Aketh_T_1 · ‎06-21-2018

Hi all,

I performed a quick test to understand the behaviors of _mm256_load_ps and _mm256_loadu_ps SIMD intrinsic respectively, and the behavior is quite unexpected.

I am wondering if this is a bug by any chance?

when i try to load a register with unaligned access with _mm256_load_ps, I am expected to encounter an general-protection exception. But this isn't the case with _mm256_loadu_ps.
However, I see no such thing happen when using the aligned load access intrinsic?. For instance in the code below clearly I must expect an exception thrown on the second iteration.

for(i = 0; i < size ; i+=1)
        {
                t0 = _mm256_load_ps(&a);
                t1 = _mm256_load_ps(&b);
                t2 = _mm256_add_ps(t0, t1);
                _mm256_store_ps(&c, t2);
        }

This seems to be the case irrespective of weather a,b,c arrays were aligned or unaligned?

Is there any documentation I could refer to which explains this behavior and the performance implication of such unaligned access?

Attached below is the full code

Thanks,

Aketh

McCalpinJohn · ‎06-21-2018

You need to check the assembly code to be sure, but I have noticed that the intrinsics for aligned accesses actually generate the version of the instruction that does not require alignment. When the accesses are actually aligned, there is no difference in performance between VMOVAPS and VMOVUPS, so the only reason to use the VMOVAPS instruction is if you want to generate an exception.

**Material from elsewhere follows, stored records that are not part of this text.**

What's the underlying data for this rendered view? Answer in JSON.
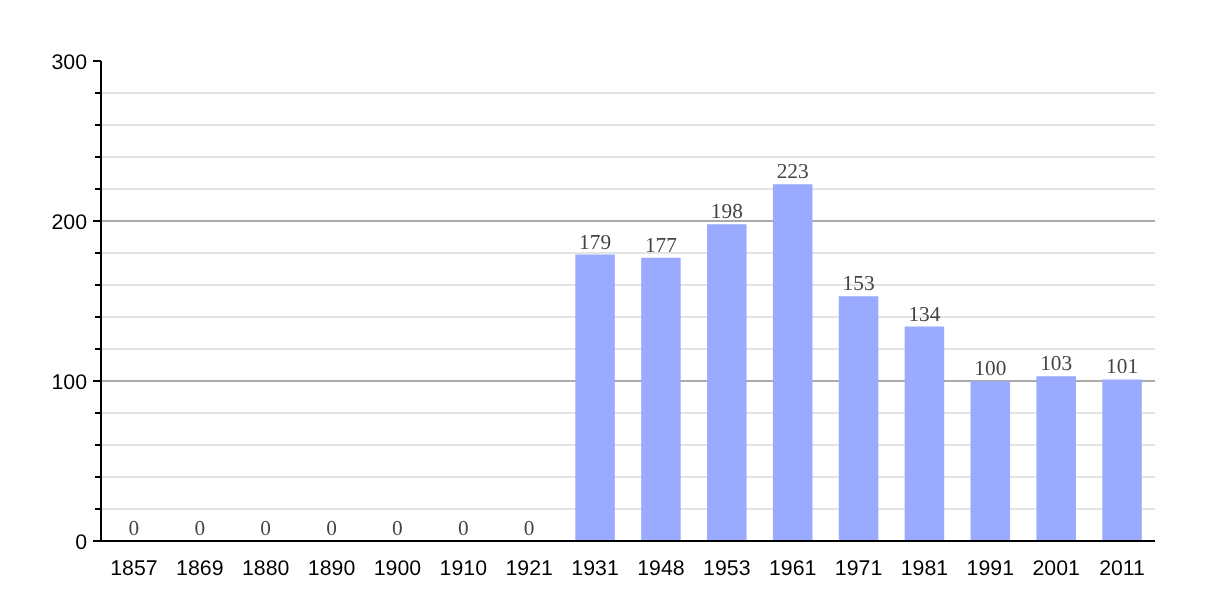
{
  "chart_data": {
    "type": "bar",
    "categories": [
      "1857",
      "1869",
      "1880",
      "1890",
      "1900",
      "1910",
      "1921",
      "1931",
      "1948",
      "1953",
      "1961",
      "1971",
      "1981",
      "1991",
      "2001",
      "2011"
    ],
    "values": [
      0,
      0,
      0,
      0,
      0,
      0,
      0,
      179,
      177,
      198,
      223,
      153,
      134,
      100,
      103,
      101
    ],
    "color": "#99aaff",
    "ylim": [
      0,
      300
    ],
    "yticks": [
      0,
      100,
      200,
      300
    ],
    "grid": "y",
    "data_labels": true
  }
}
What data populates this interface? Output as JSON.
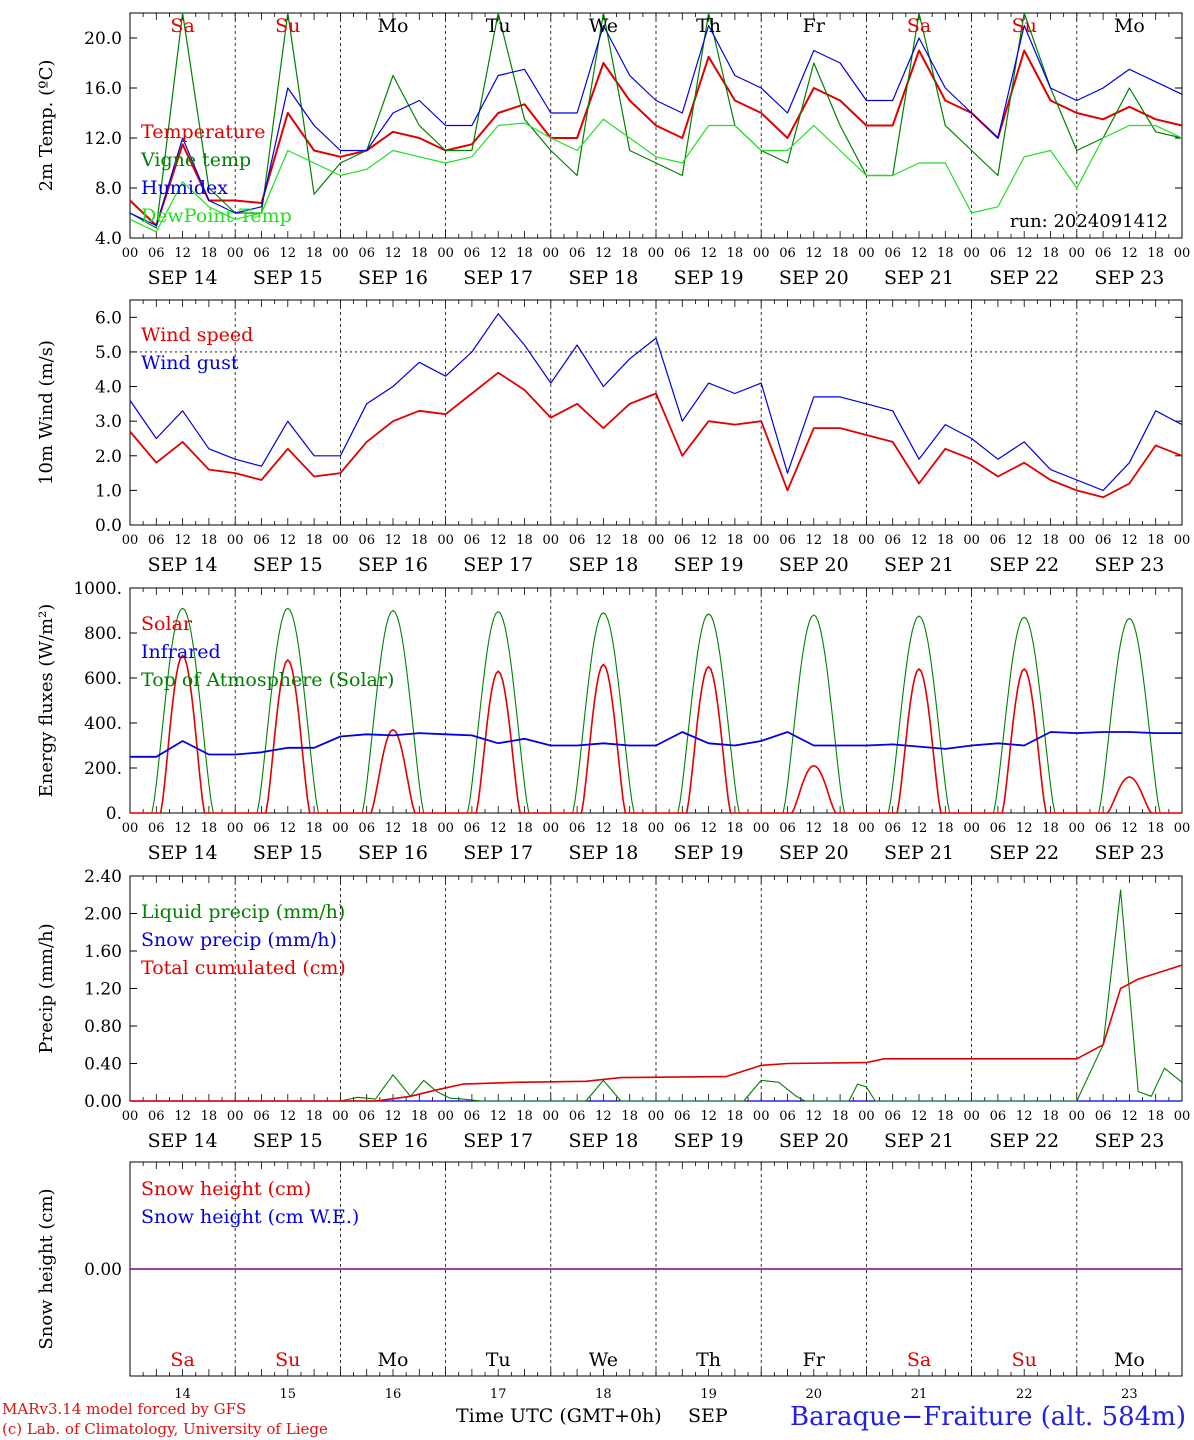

Another issue that comes up with intrinsics is that the compiler treats them as suggestions, not as inline assembly. In this case, you have specific two _mm256_load_ps operations, but the compiler probably only generates one, with the other memory reference as an input argument to the VADDPS instruction. According to my reading of the description of the VADDPS instruction in Volume 2 of the Intel Architectures Software Developer's Manual, the 256-bit version of this instruction never requires alignment on the memory operand.